From Fuel to Smoke: Composition of a Flame from a Prescribed Fire and its Near-Field Plume

ALLA ZELENYUK, Schuyler Lockwood, Zezhen Cheng, Tracy Baker, Ashley Bradley, Kendall Hughey, Joey Chong, Stephen Baker, Emily Lincoln, Shawn Urbanski, David Lignell, Zisimos Toumasatos, Georgios Karavalakis, David Weise, Timothy Johnson, Pacific Northwest National Laboratory

     Abstract Number: 573
     Working Group: Combustion

Abstract
Predicting smoke emissions is important for modeling the spread and energy release of a wildland fire. Though emissions higher up in smoke plumes have been studied, the composition and chemical processes in the flame itself (both at and above the fuel source) that directly influence the plume emissions are not well-understood.

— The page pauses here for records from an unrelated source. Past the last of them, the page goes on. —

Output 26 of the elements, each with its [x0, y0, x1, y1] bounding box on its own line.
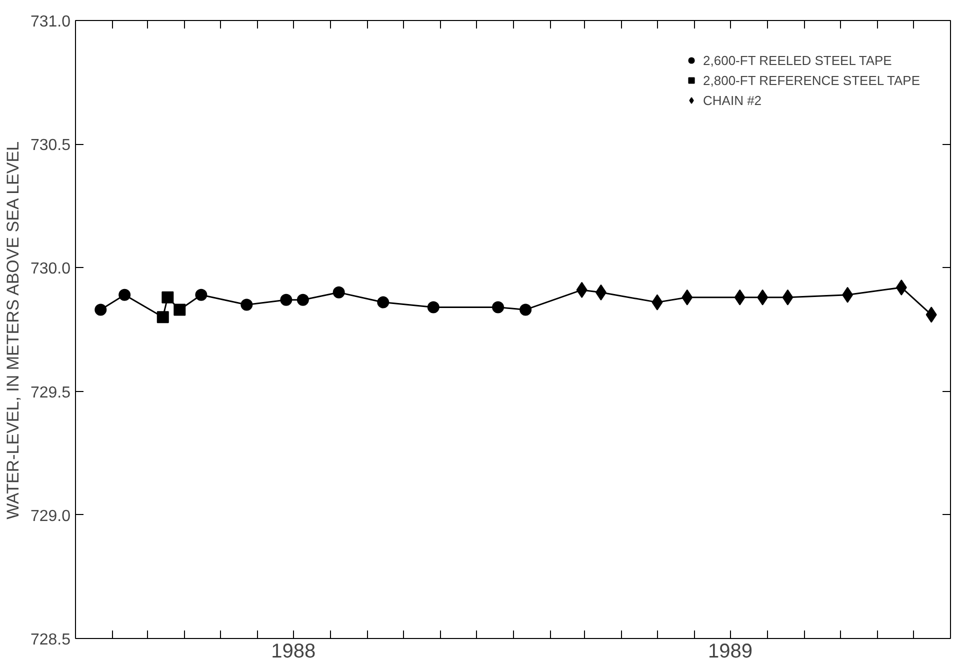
y-tick-label: 728.5 — [30, 632, 71, 648]
x-tick-label: 1988 — [271, 640, 316, 662]
y-tick-label: 731.0 — [30, 14, 71, 30]
point — [162, 291, 174, 304]
legend-label: CHAIN #2 — [703, 92, 762, 108]
point — [280, 294, 292, 306]
point — [156, 311, 169, 324]
point — [174, 304, 186, 316]
x-tick-label: 1989 — [708, 640, 753, 662]
point — [492, 301, 504, 314]
y-tick-label: 730.0 — [30, 260, 71, 278]
point — [377, 296, 390, 308]
point — [332, 286, 345, 298]
y-tick-label: 729.5 — [30, 384, 71, 402]
point — [520, 304, 532, 316]
y-tick-label: 730.5 — [30, 137, 71, 154]
point — [195, 288, 208, 301]
point — [94, 304, 107, 316]
point — [240, 298, 253, 311]
y-tick-label: 729.0 — [30, 508, 71, 525]
point — [296, 294, 309, 306]
y-axis-title: WATER-LEVEL, IN METERS ABOVE SEA LEVEL — [3, 141, 22, 520]
legend-label: 2,800-FT REFERENCE STEEL TAPE — [703, 72, 920, 88]
point — [427, 301, 440, 314]
legend-label: 2,600-FT REELED STEEL TAPE — [703, 52, 892, 68]
point — [118, 288, 131, 301]
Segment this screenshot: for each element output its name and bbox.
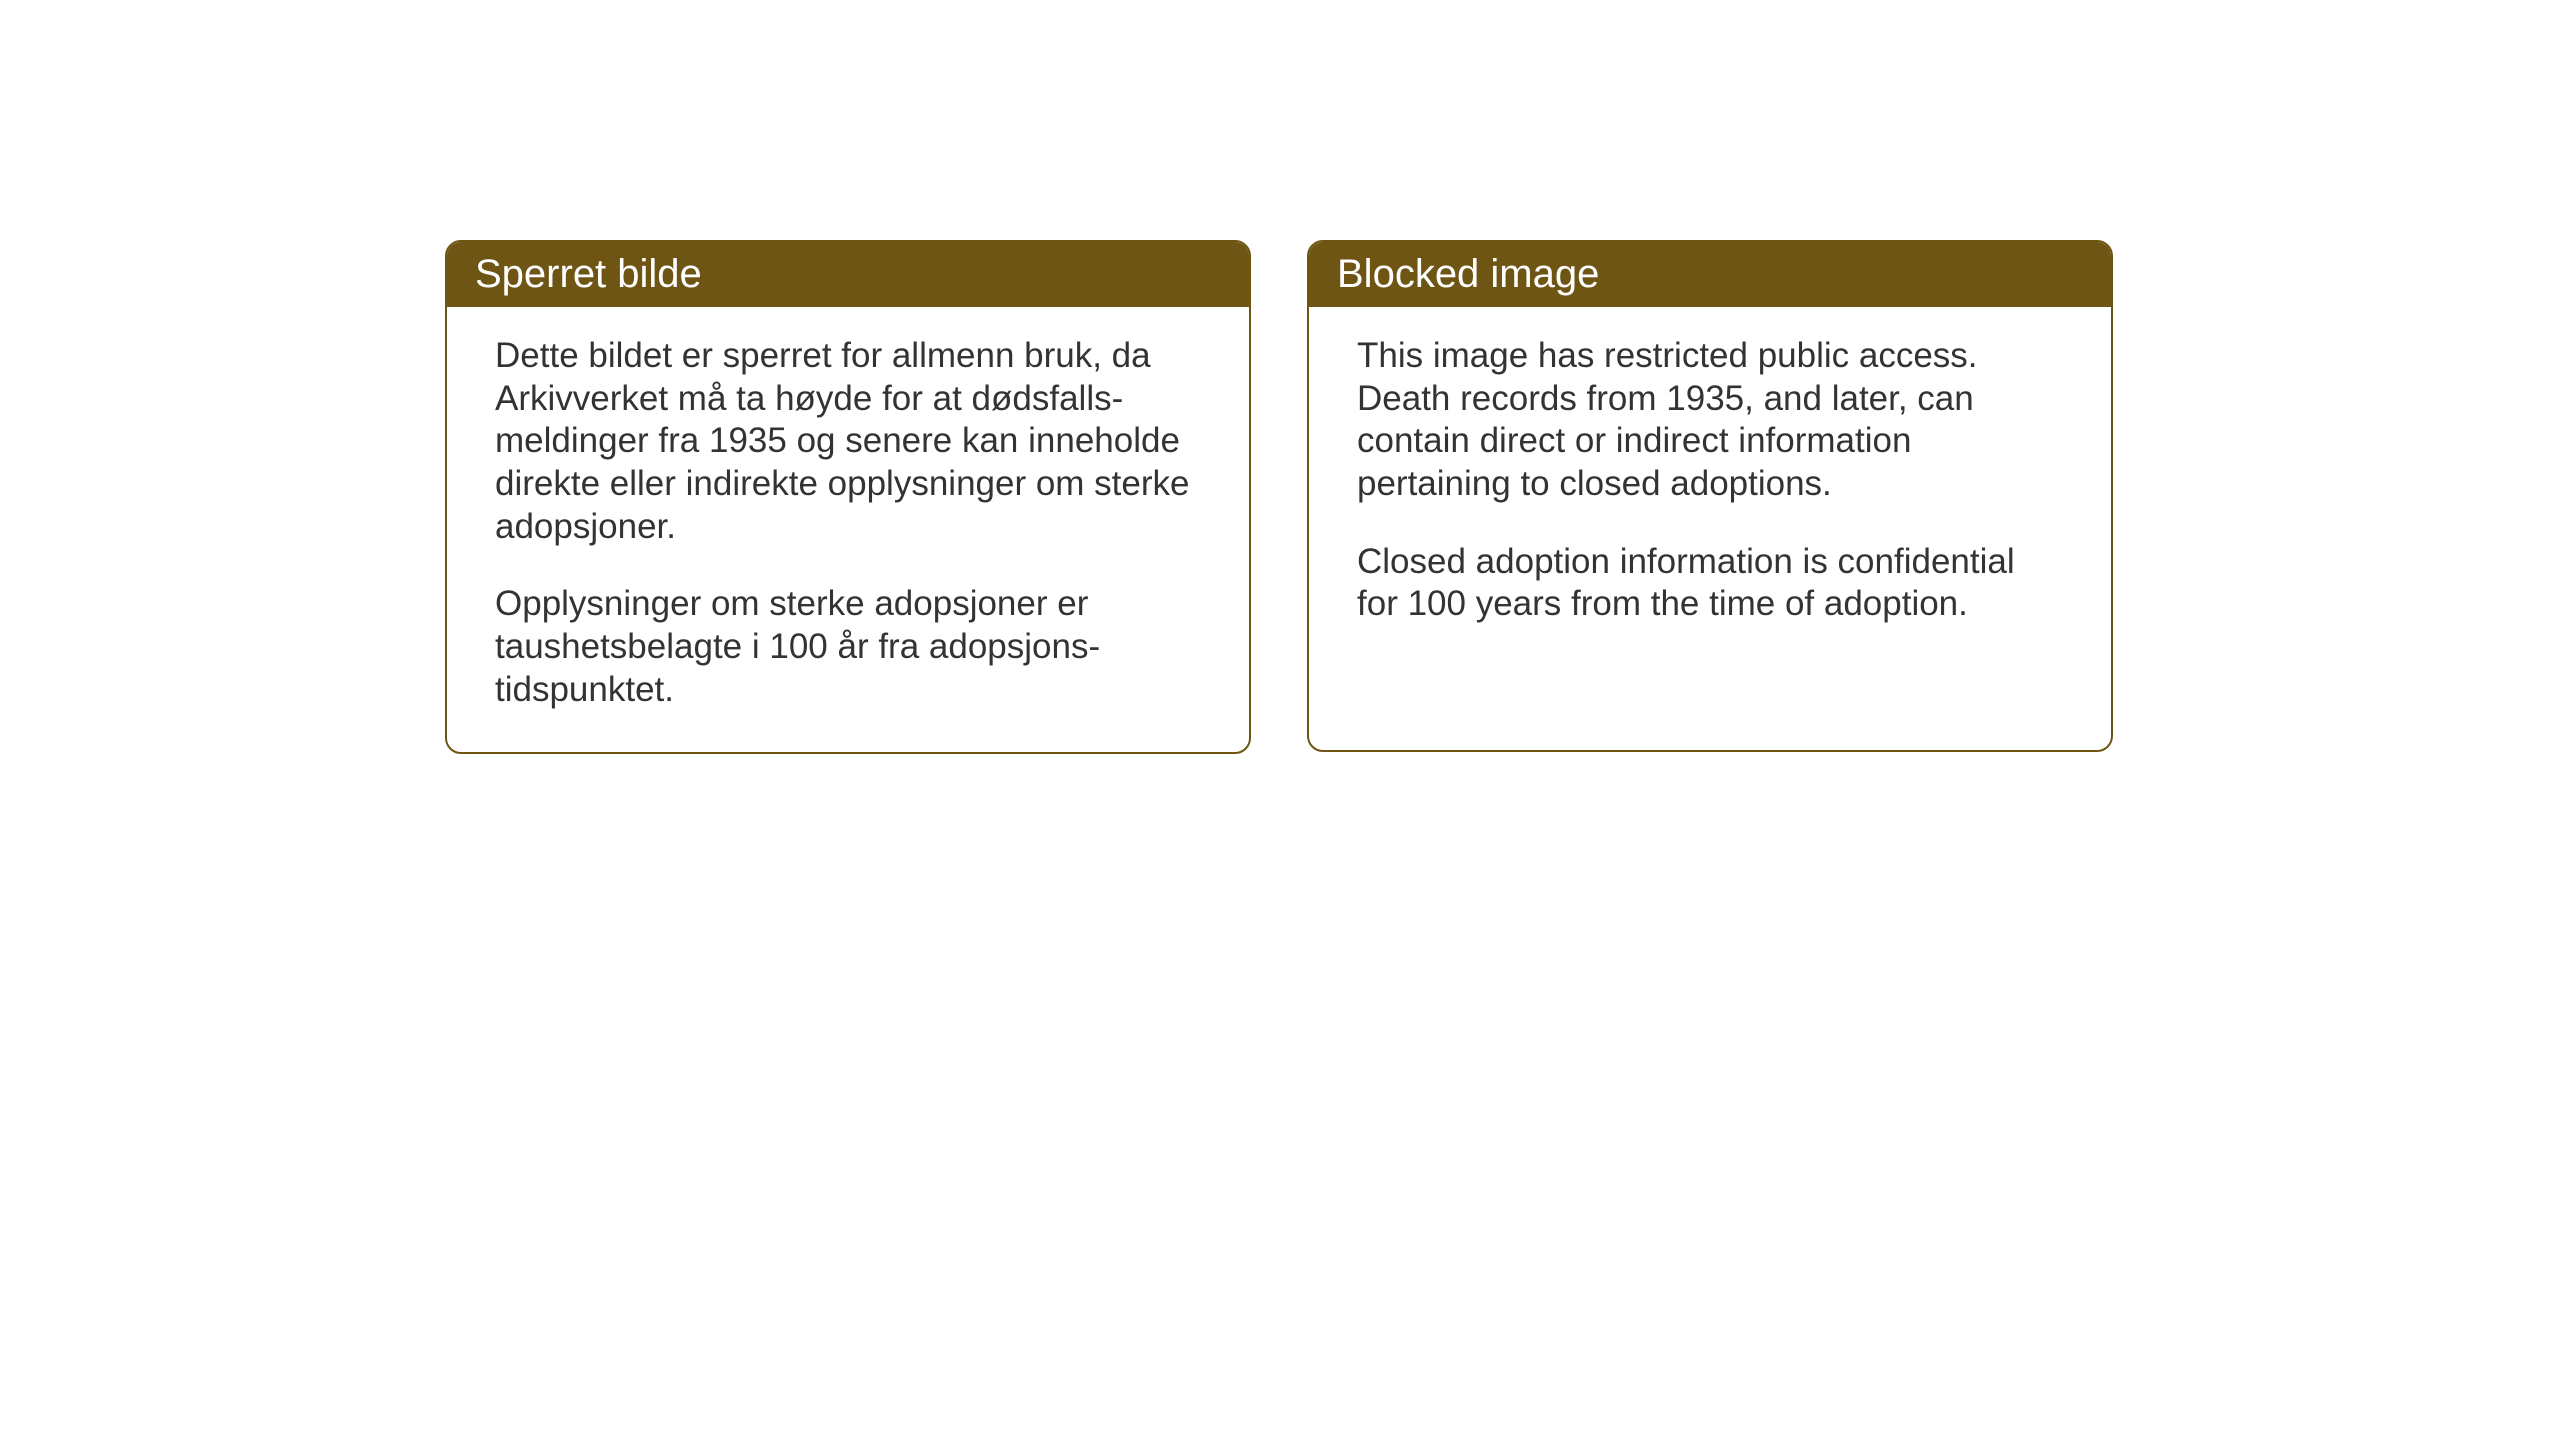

Recently we conducted over 50 controlled burns of longleaf pine needle beds to characterize in real-time the evolution of gas-phase effluents and aerosol particles emitted by the flame as a function of height above the fuel bed. The gases were primarily analyzed using a Fourier transform infrared spectrometer, while aerosol particles were characterized using a single particle mass spectrometer, miniSPLAT, condensation particle counter, and Engine Exhaust Particle Sizer. Three fixed heights (20 cm, 50 cm, and 80 cm above the fuel bed) were established to facilitate the measurements of the persistent (pyrolysis), intermittent (flame), and plume (smoke) phases of effluents in and above the flame, respectively.

Preliminary results show that gas-phase products were dominated primarily by CO₂ in the plume and flame regions, while CO, CH₄, C₂H₂ and C₂H₄ are significant contributors in the fuel zone. Particle properties, including their number concentrations, size distributions, compositions and morphology were also shown to vary greatly by zone. Particles in plume and intermittent zones were dominated by fractal agglomerates of primary spherules dominated by elemental carbon, while particles in the persistent zone comprised of a mixture of spherical particles and agglomerates with higher effective densities and contained high fractions of organics (i.e., polyaromatic hydrocarbons). Finally, particle number concentrations decreased significantly with the height above the fuel bed.

These findings suggest the physicochemical characteristics of the emissions are not uniform with respect to the height above the fuel, and these differences need to be accounted for in modeling of fire dynamics.